Sozial- und Kulturgeschichte jüdischer Konvertiten zwischen 1640 und 1792 |
Im Rahmen der Dissertation sollen vorzugsweise jüdische Konvertiten aus dem Herzogtum Gotha untersucht werden. Den zeitlichen Rahmen der Untersuchungen bilden der Herrschaftsantritt Herzog Ernst des Frommen 1640 sowie das ausgehende 18. Jahrhundert.
Der Begriff der Konversion wird vom lateinischen "conversio" für Umkehr oder Umwandlung abgeleitet und meint im engeren Sinn den Wechsel der Mitgliedschaft von einer Religionsgemeinschaft zu einer anderen. Das Bild, welches wir uns heute von jüdischen Konvertiten der Vormoderne machen, speist sich hauptsächlich aus (Auto-)Biographien und Traktaten sogenannter gelehrter Konvertiten jüdischer Herkunft. Jüdische Konvertiten ohne gelehrten Hintergrund haben hingegen kaum eigene schriftliche Zeugnisse hinterlassen, sie gingen relativ unbemerkt in der christlichen Mehrheitsgesellschaft auf und traten nur dann in Erscheinung, wenn es um Fragen wie die der Vorbereitung auf die Taufe und des Scheidungs-, Eltern- oder Erbschaftsrechts zu Auseinandersetzungen und Verhandlungen kam.
Gelehrte Konvertiten hatten häufig den Wunsch, ihre Kenntnisse über die Herkunftsreligion auch nach dem Glaubenswechsel zu nutzen. Sie strebten Tätigkeiten als Hebräischlektoren, Übersetzer, Dolmetscher und Autoren, in seltenen Fällen ein Theologiestudium an. Da sie in der akademischen Öffentlichkeit unter einem besonderen Rechtfertigungsdruck bezüglich ihrer Konversion standen, entsprechen ihre Autobiographien literarischen Konstruktionen im Rahmen christlicher Apologetik, deren soziale Kontextuierung bis in die zweite Hälfte des 20. Jahrhunderts unberücksichtigt blieb. Der Glaubenswechsel wurde als Beweis für die Überlegenheit des Christentums dargestellt, häufig untermauert mit antijüdischen Inhalten. Die Veröffentlichungen der Konvertiten unterstrichen nicht nur den Triumph der christlichen Religion, sondern dienten auch der beruflichen Reputation. Als Motive ihrer Konversion nannten sie, ebenfalls ganz im Sinne einer Legitimationsschrift, die Unzufriedenheit mit und die Entfremdung von der eigenen Religion, insbesondere auf Grund von Zweifeln durch die Lektüre des Neuen Testaments.

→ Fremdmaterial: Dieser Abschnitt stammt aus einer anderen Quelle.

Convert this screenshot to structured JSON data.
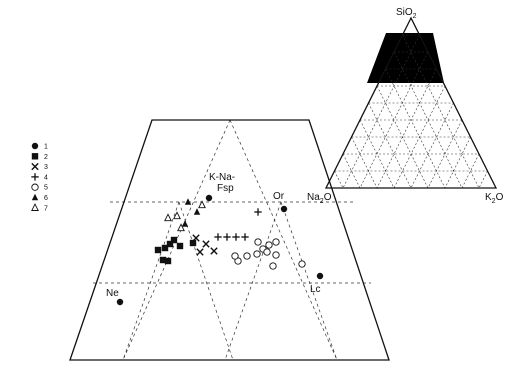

Das Promotionsprojekt untersucht die Lebensbeschreibungen und Traktate jüdischer Konvertiten auf einer breiten, bisher unberücksichtigten Quellenbasis, um ihr intellektuelles Profil in einem kulturellen und sozialen Milieu zu verorten. Außerdem sollen auch Konvertiten ohne akademischen Hintergrund aus einer kultur- und sozialhistorischen Perspektive beleuchtet werden. Besondere Berücksichtigung soll das Verhalten der Vertreter des Pietismus und der lutherischen Orthodoxie gegenüber jüdischen Konvertiten finden. Gefragt wird nach den Auswirkungen dieser Strömungen auf das Agieren der Taufwilligen und Getauften, aber auch, welche Funktion die Taufen von Juden bei den jeweiligen pietistischen oder lutherisch-orthodoxen Vertretern einnahm.
Untersucht werden auch die Verbindungen zwischen dem Herzogtum Gotha und dem "Institutum Judaicum et Muhammedicum", welches 1728 in Halle gegründet wurde und bis 1792 bestand. Dabei ist von besonderer Bedeutung, dass die aus dem Herzogtum Gotha stammenden Persönlichkeiten August Hermann Francke (1663-1727) und Johann Heinrich Callenberg (1694-1760), die in Halle die erste lutherische Judenmission vorbereiteten und schließlich initiierten, bereits im konvertitenfreundlichen Milieu Gothas aufwuchsen.